The waiter had just set baskets of chips and bowls of salsa on the table in front of us. Mom, Dad, my two sons, and I dove in, ready to enjoy a final lunch before Mom and Dad headed home from their Labor Day weekend visit. In the booth beside us, a man ranted about some recent frustrations. My family was having such a good time that ignoring him would have been easy—if not for his vocabulary.
Let’s just say that he favored a particular word that begins with “f.” My 9-year-old kept giving me looks out of the corner of his eye, his way of communicating that HE knew that man was using bad language. The rest of us covered our desire to remind the guy “Excuse me, but there are kids present” with normal conversation. I considered asking the waiter to move us somewhere else. Thankfully, the man and his family left.

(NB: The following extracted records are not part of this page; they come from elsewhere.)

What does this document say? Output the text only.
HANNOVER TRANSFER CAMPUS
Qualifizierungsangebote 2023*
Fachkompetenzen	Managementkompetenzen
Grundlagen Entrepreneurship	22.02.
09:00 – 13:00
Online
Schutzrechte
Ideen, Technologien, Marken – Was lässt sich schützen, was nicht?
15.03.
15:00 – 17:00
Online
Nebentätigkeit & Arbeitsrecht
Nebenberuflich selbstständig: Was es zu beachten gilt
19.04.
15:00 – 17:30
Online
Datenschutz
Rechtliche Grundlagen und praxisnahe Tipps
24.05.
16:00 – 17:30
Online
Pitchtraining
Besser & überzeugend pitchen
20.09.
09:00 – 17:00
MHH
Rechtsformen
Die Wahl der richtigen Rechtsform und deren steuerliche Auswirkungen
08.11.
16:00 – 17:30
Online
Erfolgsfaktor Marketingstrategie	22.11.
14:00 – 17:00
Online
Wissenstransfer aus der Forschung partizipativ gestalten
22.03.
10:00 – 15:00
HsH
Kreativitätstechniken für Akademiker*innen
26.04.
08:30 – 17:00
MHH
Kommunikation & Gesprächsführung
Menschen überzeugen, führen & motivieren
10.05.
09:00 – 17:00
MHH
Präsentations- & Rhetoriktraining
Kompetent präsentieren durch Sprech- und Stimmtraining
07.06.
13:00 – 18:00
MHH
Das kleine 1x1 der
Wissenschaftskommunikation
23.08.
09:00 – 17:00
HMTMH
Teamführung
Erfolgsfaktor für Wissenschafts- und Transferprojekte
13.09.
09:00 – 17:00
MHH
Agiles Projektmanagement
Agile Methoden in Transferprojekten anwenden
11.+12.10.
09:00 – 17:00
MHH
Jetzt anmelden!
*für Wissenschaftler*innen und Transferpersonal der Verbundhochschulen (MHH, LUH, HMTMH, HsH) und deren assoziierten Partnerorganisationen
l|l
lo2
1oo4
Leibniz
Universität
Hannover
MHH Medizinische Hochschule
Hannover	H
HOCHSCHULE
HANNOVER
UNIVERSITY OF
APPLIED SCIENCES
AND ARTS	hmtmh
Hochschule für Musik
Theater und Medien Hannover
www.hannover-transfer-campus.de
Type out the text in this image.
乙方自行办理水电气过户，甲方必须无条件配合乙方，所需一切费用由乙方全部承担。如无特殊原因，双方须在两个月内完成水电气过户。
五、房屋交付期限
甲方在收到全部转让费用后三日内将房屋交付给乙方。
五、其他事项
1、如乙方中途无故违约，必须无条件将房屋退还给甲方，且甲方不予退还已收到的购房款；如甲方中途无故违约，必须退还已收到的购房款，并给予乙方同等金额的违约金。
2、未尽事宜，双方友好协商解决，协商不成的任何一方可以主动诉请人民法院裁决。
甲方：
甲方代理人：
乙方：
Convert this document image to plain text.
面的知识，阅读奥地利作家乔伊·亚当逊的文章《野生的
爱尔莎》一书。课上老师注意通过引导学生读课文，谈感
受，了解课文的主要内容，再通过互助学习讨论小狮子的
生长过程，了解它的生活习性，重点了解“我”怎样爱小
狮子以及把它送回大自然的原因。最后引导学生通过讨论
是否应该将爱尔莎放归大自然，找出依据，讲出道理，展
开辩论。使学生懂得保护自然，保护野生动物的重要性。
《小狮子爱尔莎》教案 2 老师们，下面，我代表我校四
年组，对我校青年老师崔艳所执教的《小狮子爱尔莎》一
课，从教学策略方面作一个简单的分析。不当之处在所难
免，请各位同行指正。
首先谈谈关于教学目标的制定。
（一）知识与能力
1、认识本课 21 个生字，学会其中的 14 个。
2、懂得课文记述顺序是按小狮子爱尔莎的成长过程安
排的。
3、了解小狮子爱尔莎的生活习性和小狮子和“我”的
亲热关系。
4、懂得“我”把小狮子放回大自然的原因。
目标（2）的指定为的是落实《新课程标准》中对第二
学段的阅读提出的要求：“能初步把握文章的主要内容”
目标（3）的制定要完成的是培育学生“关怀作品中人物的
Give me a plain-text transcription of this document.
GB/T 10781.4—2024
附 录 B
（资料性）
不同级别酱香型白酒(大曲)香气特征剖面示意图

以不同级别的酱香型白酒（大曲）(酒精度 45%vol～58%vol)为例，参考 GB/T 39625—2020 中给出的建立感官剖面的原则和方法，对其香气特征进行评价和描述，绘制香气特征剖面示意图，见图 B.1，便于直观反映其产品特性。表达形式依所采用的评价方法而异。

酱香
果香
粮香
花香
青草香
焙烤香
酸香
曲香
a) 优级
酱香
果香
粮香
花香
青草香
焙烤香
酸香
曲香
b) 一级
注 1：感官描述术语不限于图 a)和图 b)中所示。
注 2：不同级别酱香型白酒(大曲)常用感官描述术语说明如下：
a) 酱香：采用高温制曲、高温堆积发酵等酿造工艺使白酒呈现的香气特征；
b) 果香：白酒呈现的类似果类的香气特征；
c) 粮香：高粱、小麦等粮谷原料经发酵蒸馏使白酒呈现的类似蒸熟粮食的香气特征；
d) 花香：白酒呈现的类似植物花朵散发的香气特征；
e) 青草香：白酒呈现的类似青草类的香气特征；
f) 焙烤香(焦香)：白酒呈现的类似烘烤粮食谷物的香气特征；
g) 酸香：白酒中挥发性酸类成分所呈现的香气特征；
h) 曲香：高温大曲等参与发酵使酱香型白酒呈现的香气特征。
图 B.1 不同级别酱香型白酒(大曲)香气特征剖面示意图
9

Finally, we could enjoy our lunch.
This incident reminded me why I don’t like swear words and why God’s Word tells us to avoid unwholesome speech. Swear words just sound ugly. Everything that angry man said sounded angrier thanks to those superfluous adjectives and verbs (or whatever parts of speech he considered them). The mood at our table immediately changed when we heard them, from upbeat and fun to uncomfortable and tense.
Later, God prompted me to examine the impact that my language has on others. While I might not use swear words, how often do I bring down the mood at surrounding restaurant tables by complaining, carrying on about all that is wrong in my life, or being critical? Do I consider how I sound to strangers who overhear what I have to say? When I heard that man’s language, I immediately made assumptions that may or may not be true about him. So what assumptions might strangers make about me based on my words?
In a way I’m glad that I overheard that man in the next booth. I’m not glad that my 9-year-old had to hear language that couldn’t be bleeped out; I’m thankful for the reminder to think about what I say, both in public and in private, knowing that others hear.
What have you learned from overhearing someone else’s language? Why do you think it’s so important for us as Christians, to watch what we say in public?